77 Reasons Why Your Book Was Rejected
(and how to be sure it won’t happen again!)
Mike Nappa
by Luke Taylor

Kathryn Stockett knows the sting of rejection. According to a July 2009 article in The Telegraph, Stockett’s manuscript for The Help was rejected at least 45 times before it became a bestseller. Her perseverance paid off, but Stockett may have appreciated Mike Nappa’s new book, 77 Reasons Why Your Book Was Rejected (and how to be sure it won’t happen again!).

With more than twenty years of publishing experience, Mike Nappa knows all angles of rejection. From the first page of 77 Reasons, Nappa dismantles any romantic notions of the publishing industry, declaring it takes him just 60 seconds to reject a book proposal. Nappa isn’t being cruel; he’s simply sharing wisdom gained from slogging through slushpiles. “First, foremost, and always,” Nappa writes, “there is actually only one overarching reason why any book is published—or rejected: Profit.”

77 Reasons is divided into three sections: editorial, marketing and sales reasons for rejection. Some reasons are apparent (“Your Writing is Crap”) while others may be surprising (“You Are Not a Celebrity”). Each reason is clearly explained and followed by at least two solutions for overcoming it. As such, 77 Reasons becomes a sort of condensed, actionable amalgam of William Zinsser’s On Writing Well and the annual Writer’s Market guide.

With a natural and conversational voice, Nappa delivers home truths with mentor-like honesty, provides encouragement with avuncular warmth and even humor. For example, when Nappa describes how failure to do one’s research could lead to insulting an editor, he channels Homer Simpson: “these insults are unintended,” Nappa posits, “but the result is still the same—another ticket to Rejection-ville.”

Nappa’s approachable tone supports the greatest strength of 77 Reasons: establishing realistic expectations. The book’s subtext is that writing is hard work with elusive reward. “Too many people like the idea of ‘being a writer’ more than they like doing the work of a writer,” Nappa observes. “Make sure you are someone in that second category and not the first.”

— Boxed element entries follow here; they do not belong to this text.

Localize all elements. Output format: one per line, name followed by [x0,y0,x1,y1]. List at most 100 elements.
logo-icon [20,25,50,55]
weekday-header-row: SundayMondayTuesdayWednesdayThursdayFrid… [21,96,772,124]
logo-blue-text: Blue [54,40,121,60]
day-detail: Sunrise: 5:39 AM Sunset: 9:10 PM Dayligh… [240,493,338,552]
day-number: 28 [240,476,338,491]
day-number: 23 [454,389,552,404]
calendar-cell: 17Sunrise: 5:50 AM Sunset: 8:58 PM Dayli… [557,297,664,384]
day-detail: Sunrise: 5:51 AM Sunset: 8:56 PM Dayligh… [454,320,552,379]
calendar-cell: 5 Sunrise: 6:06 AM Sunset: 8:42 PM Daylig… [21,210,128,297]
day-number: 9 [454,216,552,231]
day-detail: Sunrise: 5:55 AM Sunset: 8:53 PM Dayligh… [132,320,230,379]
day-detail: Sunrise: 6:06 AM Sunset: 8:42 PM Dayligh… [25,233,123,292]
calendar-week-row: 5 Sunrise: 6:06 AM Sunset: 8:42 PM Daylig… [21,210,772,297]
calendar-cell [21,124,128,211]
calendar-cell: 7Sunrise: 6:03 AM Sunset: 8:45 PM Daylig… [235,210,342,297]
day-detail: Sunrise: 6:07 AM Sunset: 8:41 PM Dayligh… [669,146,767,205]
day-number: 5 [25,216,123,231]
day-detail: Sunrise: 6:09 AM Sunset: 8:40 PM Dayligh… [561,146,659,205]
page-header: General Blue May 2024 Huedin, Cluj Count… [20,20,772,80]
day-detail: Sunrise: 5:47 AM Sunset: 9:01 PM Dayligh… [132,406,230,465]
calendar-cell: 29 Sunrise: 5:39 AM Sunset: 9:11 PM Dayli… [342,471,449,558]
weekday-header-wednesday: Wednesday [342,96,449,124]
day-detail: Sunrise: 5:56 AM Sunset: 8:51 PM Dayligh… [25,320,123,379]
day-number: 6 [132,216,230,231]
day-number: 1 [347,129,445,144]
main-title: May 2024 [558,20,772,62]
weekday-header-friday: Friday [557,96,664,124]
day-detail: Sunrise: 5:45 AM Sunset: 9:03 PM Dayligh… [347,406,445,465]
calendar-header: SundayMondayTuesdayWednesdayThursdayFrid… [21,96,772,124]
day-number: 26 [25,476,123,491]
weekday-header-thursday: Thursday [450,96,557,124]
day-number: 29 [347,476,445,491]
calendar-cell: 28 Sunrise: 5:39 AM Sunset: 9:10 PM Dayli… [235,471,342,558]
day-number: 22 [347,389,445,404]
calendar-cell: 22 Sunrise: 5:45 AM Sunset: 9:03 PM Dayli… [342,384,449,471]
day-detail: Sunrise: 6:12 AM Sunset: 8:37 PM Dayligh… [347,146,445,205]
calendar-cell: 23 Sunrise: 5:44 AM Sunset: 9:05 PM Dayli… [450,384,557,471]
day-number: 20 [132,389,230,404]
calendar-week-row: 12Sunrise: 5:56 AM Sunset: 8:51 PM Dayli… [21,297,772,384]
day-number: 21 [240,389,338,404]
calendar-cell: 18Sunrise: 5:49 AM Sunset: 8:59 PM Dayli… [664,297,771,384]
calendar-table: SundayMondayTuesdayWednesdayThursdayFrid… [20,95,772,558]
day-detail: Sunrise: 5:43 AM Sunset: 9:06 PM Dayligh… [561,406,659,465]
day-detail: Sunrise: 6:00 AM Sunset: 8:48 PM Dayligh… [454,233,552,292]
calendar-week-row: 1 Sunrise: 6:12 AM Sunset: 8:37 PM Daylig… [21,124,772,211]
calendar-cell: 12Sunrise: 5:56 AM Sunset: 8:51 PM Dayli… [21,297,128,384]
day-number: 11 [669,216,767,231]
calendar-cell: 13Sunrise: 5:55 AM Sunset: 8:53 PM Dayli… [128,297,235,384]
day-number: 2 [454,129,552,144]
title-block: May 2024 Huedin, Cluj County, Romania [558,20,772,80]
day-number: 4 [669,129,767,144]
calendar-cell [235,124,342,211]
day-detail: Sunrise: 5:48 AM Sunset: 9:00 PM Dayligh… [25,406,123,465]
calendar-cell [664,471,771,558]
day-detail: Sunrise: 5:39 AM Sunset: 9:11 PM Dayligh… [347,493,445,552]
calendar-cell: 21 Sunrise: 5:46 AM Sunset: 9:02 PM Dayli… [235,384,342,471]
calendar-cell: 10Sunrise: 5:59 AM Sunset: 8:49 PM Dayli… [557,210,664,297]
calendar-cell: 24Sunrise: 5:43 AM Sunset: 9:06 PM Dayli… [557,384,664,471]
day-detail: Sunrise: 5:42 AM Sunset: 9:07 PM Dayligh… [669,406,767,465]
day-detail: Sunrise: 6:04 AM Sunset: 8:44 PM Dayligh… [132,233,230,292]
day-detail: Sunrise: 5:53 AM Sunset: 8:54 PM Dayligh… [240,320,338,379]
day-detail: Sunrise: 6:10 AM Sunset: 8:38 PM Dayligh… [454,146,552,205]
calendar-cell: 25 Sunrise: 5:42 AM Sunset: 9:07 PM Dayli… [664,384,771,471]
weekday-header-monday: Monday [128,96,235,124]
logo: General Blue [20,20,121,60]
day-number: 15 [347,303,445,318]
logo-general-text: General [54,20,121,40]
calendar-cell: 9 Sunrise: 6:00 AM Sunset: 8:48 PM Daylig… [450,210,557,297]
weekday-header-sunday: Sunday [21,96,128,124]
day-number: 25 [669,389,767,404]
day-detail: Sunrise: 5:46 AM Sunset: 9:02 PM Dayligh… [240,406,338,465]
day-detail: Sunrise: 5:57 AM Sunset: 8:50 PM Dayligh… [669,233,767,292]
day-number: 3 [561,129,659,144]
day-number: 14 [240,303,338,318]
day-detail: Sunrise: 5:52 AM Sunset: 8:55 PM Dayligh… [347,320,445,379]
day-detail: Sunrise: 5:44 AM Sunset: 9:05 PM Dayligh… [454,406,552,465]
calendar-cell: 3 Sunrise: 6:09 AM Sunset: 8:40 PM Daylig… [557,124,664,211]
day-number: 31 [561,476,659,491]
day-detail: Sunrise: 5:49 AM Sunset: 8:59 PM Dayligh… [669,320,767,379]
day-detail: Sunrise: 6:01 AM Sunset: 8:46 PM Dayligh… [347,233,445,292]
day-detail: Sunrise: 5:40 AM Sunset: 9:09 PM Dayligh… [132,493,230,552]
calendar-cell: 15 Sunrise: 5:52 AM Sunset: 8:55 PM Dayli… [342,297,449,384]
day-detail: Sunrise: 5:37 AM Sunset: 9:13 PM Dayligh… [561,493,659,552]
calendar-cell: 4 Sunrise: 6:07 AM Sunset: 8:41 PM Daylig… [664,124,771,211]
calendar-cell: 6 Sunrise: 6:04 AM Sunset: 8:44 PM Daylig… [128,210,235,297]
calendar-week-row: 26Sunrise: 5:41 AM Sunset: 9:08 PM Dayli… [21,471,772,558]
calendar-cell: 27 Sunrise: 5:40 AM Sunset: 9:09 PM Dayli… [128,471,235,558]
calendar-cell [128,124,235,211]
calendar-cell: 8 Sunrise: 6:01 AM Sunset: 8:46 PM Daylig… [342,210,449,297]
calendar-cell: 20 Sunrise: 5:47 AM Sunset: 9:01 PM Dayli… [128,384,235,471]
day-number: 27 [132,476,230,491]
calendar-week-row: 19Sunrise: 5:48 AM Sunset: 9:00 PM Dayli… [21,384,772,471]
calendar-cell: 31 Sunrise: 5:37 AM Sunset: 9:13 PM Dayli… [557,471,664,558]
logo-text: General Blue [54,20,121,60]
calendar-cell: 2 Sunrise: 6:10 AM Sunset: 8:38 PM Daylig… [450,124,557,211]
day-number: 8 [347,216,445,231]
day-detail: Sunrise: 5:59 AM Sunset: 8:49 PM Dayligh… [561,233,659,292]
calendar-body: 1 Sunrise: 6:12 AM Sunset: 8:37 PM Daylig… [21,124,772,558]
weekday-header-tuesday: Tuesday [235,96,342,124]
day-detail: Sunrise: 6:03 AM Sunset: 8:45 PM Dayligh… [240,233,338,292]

There are aspects of 77 Reasons that do not work so well: some readers may find Nappa’s repeated self-deprecation disingenuous, and while he insists prospective writers practice impeccable grammar, Nappa himself falters at times with subject-verb-pronoun agreement, as in “the sales department says they [sic] can’t sell your book.” But perhaps the book’s biggest flaw comes when Nappa encourages would-be authors to learn about sales channels by interviewing a retail book buyer. There’s certainly nothing wrong with that, but Nappa advises readers to invent a fib to secure the interview: “Tell the secretary you’re doing research for an article for your website or for a report for your writer’s group.” Why he doesn’t suggest telling the truth (e.g. “I’m an aspiring author and I want to better understand the industry”) is puzzling, especially since everywhere else in 77 Reasons, he promotes honesty and transparency.

That blunder should not undermine the entire book, however; 77 Reasons is far too useful and it’s obvious Nappa writes with heart. Will 77 Reasons put off some would-be writers? Yes, but as Nappa asserts, “If I can talk you out of pursuing a writing career, then you don’t belong in publishing.”

Getting a book published is hard. Mike Nappa’s book makes it clear just how hard. But remarkably, his book might make it easier, too.